On the unexpected B1G challenge facing Oregon lacrosse
The job Jessica Drummond has is a lot different than the one she accepted this summer.
Just before moving to Eugene to begin her tenure as Oregon’s new women’s lacrosse coach, Jessica Drummond was visiting family in Michigan when she learned that the job she had accepted in June was no longer the same job she held in August.
Oregon was moving to the Big Ten.
Instead of taking over a program that has played in the relative obscurity of the West Coast lacrosse scene, the New Hampshire-native now had a job in the sport’s toughest conference. The Big Ten is home to 14-time national champion Maryland, eight-time national champion Northwestern and two-time national champion Penn State.
Drummond learned of the news as texts flew in from friends.
“That was a bit of a ‘Oh Sh..’ moment,” Drummond said Tuesday, 10 days before the four-year UO letter winner (2009-2012) coaches her first game as a Duck. “It was like, I’m with the big dogs now. I’m with legends. It’s just such an incredible opportunity to be back at my alma mater and have the opportunity to push the program to where it’s never been before.”
To be frank, the Ducks haven’t been close. Since adding the sport in 2004-05, Oregon has never reached the NCAA Tournament, won its conference tournament once and is coming off a five-year stretch under Chelsea Hoffmann where the team went 17-55. When Hoffmann resigned in May and the Ducks went about their coaching search, Drummond certainly made sense as a candidate.
She was a three-time second-team All-Mountain Pacific Sports Federation selection at Oregon, led the Ducks to their lone NCAA play-in game appearance in 2012 and has since bolstered her coaching resume with assistant roles at Dartmouth and Vermont. She has a twin sister, Jana, who also played for the Ducks and is now the head coach of UMass-Amherst.
Jana’s Minutewomen are No. 20 in the preseason rankings. Jessica’s Ducks are unranked with few outside expectations — outside their own — to change that in their final season in the Pac-12. And while Drummond views this year as an opportunity to start building the foundation for a new era for the program, she also doesn’t think success has to wait.
Oregon returns multiple starters, including All-Pac-12 Second Team selection Morgan McCarthy, and a pair of Catamounts have followed Drummond from Vermont to Oregon through the transfer portal.
“Why not end winning it?” Drummond said. “Why not go into the Big Ten like, yeah, we just won the Pac-12. That’s our mentality. It goes back to having that alpha pride and discipline to be a winning team, and I think this team has that. Everyday we’re talking about winning the Pac-12. Because why not?”
The Ducks are about to embark upon a final Pac-12 season that, unlike any other sport in the conference, has no national powers. Stanford has been the conference’s most successful program, yet has never advanced past the Sweet 16. USC has six postseason appearances but has only reached the quarterfinals.
Outside of Denver, which reached the Final Four last season as a member of the Big East, no team west of Chicago has posed a national championship threat since the NCAA sanctioned women’s lacrosse as a Division I sport in 1981-82.
So yeah, things will change a bit next year for Drummond and the Ducks.

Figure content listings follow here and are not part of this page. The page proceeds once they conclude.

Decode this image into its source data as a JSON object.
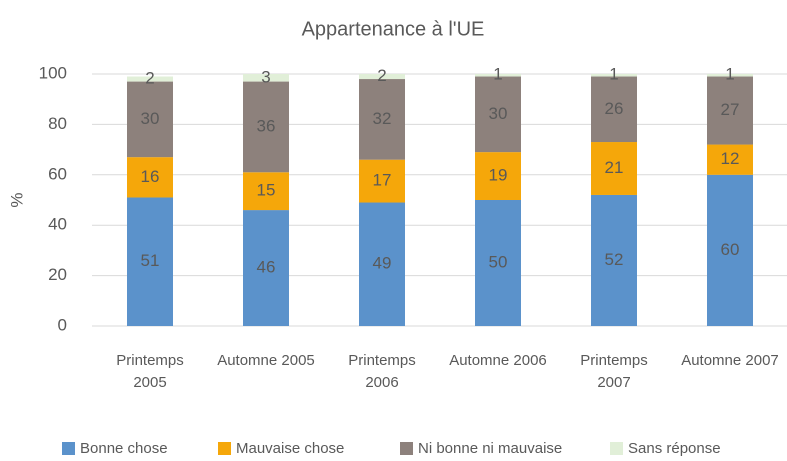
{
  "chart_data": {
    "type": "stacked_bar",
    "title": "Appartenance à l'UE",
    "y_label": "%",
    "categories": [
      "Printemps 2005",
      "Automne 2005",
      "Printemps 2006",
      "Automne 2006",
      "Printemps 2007",
      "Automne 2007"
    ],
    "series": [
      {
        "name": "Bonne chose",
        "color": "#5b92cb",
        "values": [
          51,
          46,
          49,
          50,
          52,
          60
        ]
      },
      {
        "name": "Mauvaise chose",
        "color": "#f5a70a",
        "values": [
          16,
          15,
          17,
          19,
          21,
          12
        ]
      },
      {
        "name": "Ni bonne ni mauvaise",
        "color": "#8d817c",
        "values": [
          30,
          36,
          32,
          30,
          26,
          27
        ]
      },
      {
        "name": "Sans réponse",
        "color": "#e1efd8",
        "values": [
          2,
          3,
          2,
          1,
          1,
          1
        ]
      }
    ],
    "ylim": [
      0,
      100
    ],
    "yticks": [
      0,
      20,
      40,
      60,
      80,
      100
    ],
    "grid": true
  }
}
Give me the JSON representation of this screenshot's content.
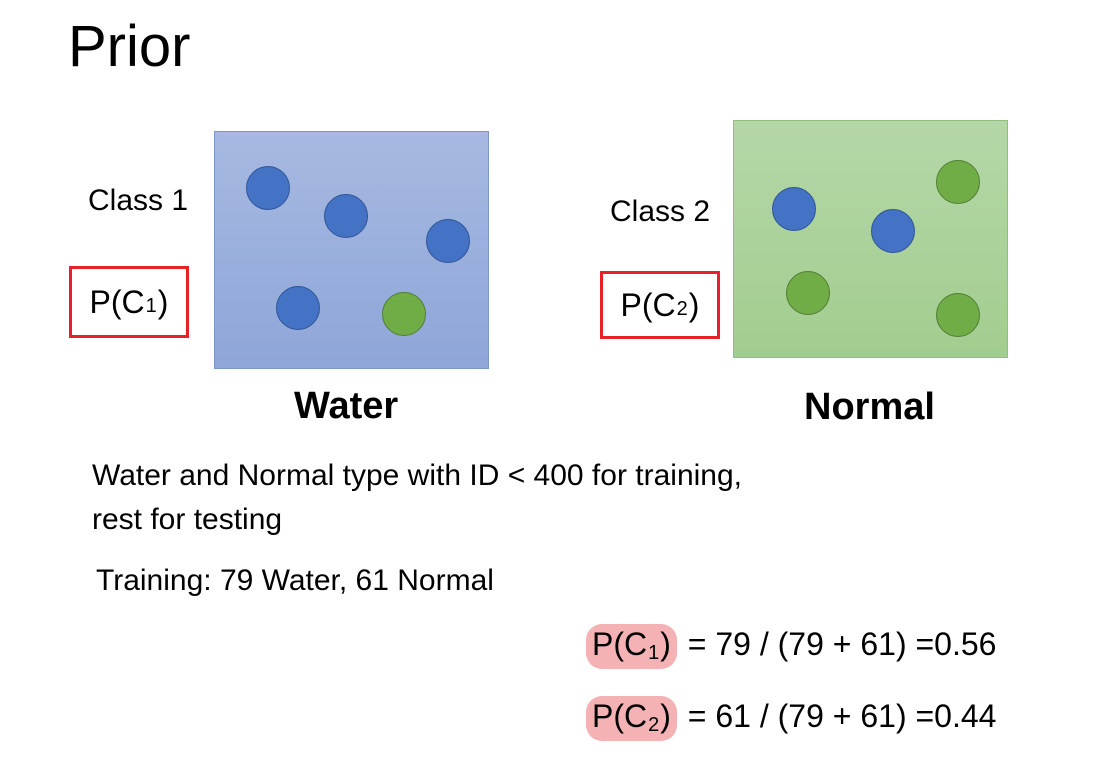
{
  "title": "Prior",
  "class1": {
    "label": "Class 1",
    "prob_main": "P(C",
    "prob_sub": "1",
    "prob_close": ")",
    "caption": "Water"
  },
  "class2": {
    "label": "Class 2",
    "prob_main": "P(C",
    "prob_sub": "2",
    "prob_close": ")",
    "caption": "Normal"
  },
  "description_line1": "Water and Normal type with ID < 400 for training,",
  "description_line2": "rest for testing",
  "training": "Training: 79 Water, 61 Normal",
  "equation1": {
    "p_main": "P(C",
    "p_sub": "1",
    "p_close": ")",
    "rest": " = 79 / (79 + 61) =0.56"
  },
  "equation2": {
    "p_main": "P(C",
    "p_sub": "2",
    "p_close": ")",
    "rest": " = 61 / (79 + 61) =0.44"
  },
  "colors": {
    "blue_ball": "#4472c4",
    "green_ball": "#70ad47",
    "highlight": "#f4b2b4",
    "box_border": "#e8202a"
  }
}
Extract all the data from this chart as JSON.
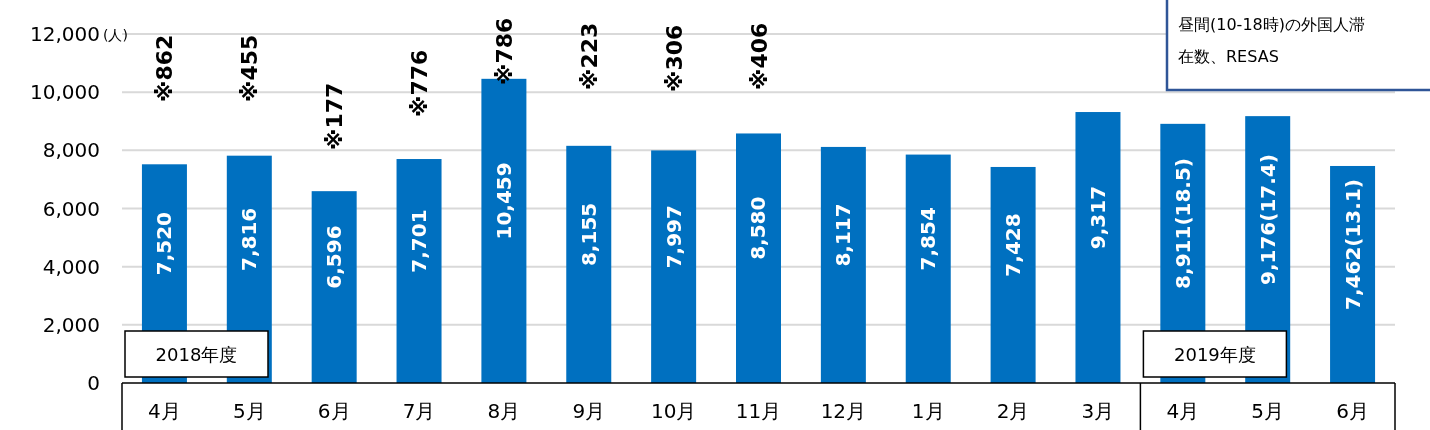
{
  "chart_data": {
    "type": "bar",
    "ylabel": "(人)",
    "categories": [
      "4月",
      "5月",
      "6月",
      "7月",
      "8月",
      "9月",
      "10月",
      "11月",
      "12月",
      "1月",
      "2月",
      "3月",
      "4月",
      "5月",
      "6月"
    ],
    "values": [
      7520,
      7816,
      6596,
      7701,
      10459,
      8155,
      7997,
      8580,
      8117,
      7854,
      7428,
      9317,
      8911,
      9176,
      7462
    ],
    "value_labels": [
      "7,520",
      "7,816",
      "6,596",
      "7,701",
      "10,459",
      "8,155",
      "7,997",
      "8,580",
      "8,117",
      "7,854",
      "7,428",
      "9,317",
      "8,911(18.5)",
      "9,176(17.4)",
      "7,462(13.1)"
    ],
    "color": "#0070c0",
    "ylim": [
      0,
      12000
    ],
    "yticks": [
      {
        "value": 0,
        "label": "0"
      },
      {
        "value": 2000,
        "label": "2,000"
      },
      {
        "value": 4000,
        "label": "4,000"
      },
      {
        "value": 6000,
        "label": "6,000"
      },
      {
        "value": 8000,
        "label": "8,000"
      },
      {
        "value": 10000,
        "label": "10,000"
      },
      {
        "value": 12000,
        "label": "12,000"
      }
    ],
    "grid": "y",
    "annotations": [
      "※862",
      "※455",
      "※177",
      "※776",
      "※786",
      "※223",
      "※306",
      "※406",
      "2018年度",
      "2019年度",
      "昼間(10-18時)の外国人滞在数、RESAS"
    ]
  }
}
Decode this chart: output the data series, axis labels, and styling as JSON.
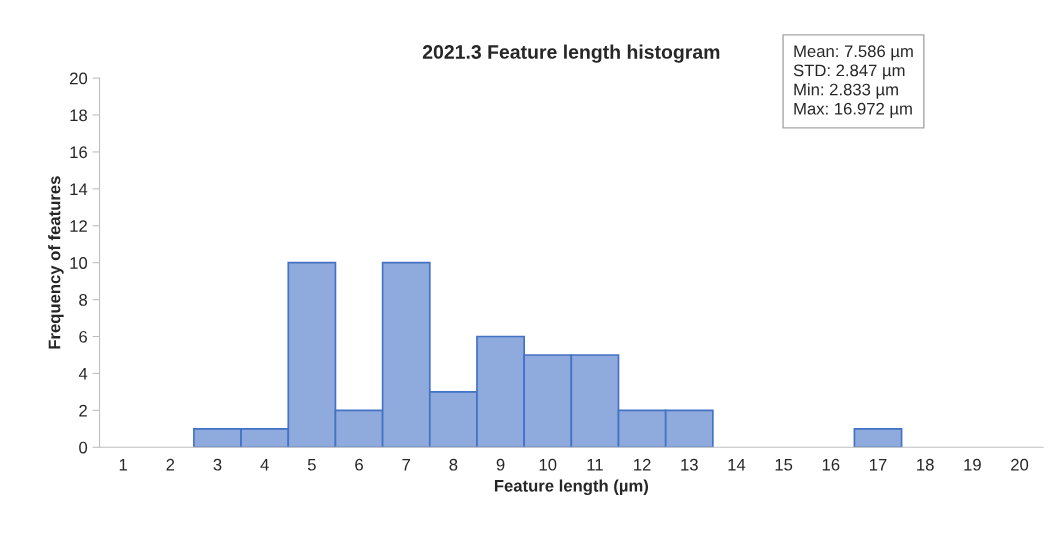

But she also views playing the Goliaths of the sport as an opportunity to get the program where she believes it can be.
You got to start somewhere, right?
“We’re going to be competing with top 10 programs every year and it’s only going to make this program better,” Drummond said. “I get to coach against the best of the best and I just remind myself that they were all in my shoes at one point. I think that’s such a grounding place to be, like, I can’t just expect us to win us a national championship next year just because we’re in the Big Ten. I’m always reminding myself that it’s going to take time to build something legendary like they’ve done at these places.”
Drummond’s project gets underway next Friday against Youngstown State.
“These are all a bunch of first for me, too, back at a place where I was a player, and I feel passionate and proud to be in a position to make alumni proud, to make the program proud and to make the department super excited,” she said. “I feel like there’s this great sense of pressure, but I love pressure and I thrive under pressure and I’m feeling it.”
— Tyson Alger, The I-5 Corridor
A note: In the first version of this I said that Oregon had never won its conference tournament. I was wrong there. The Ducks did in 2012.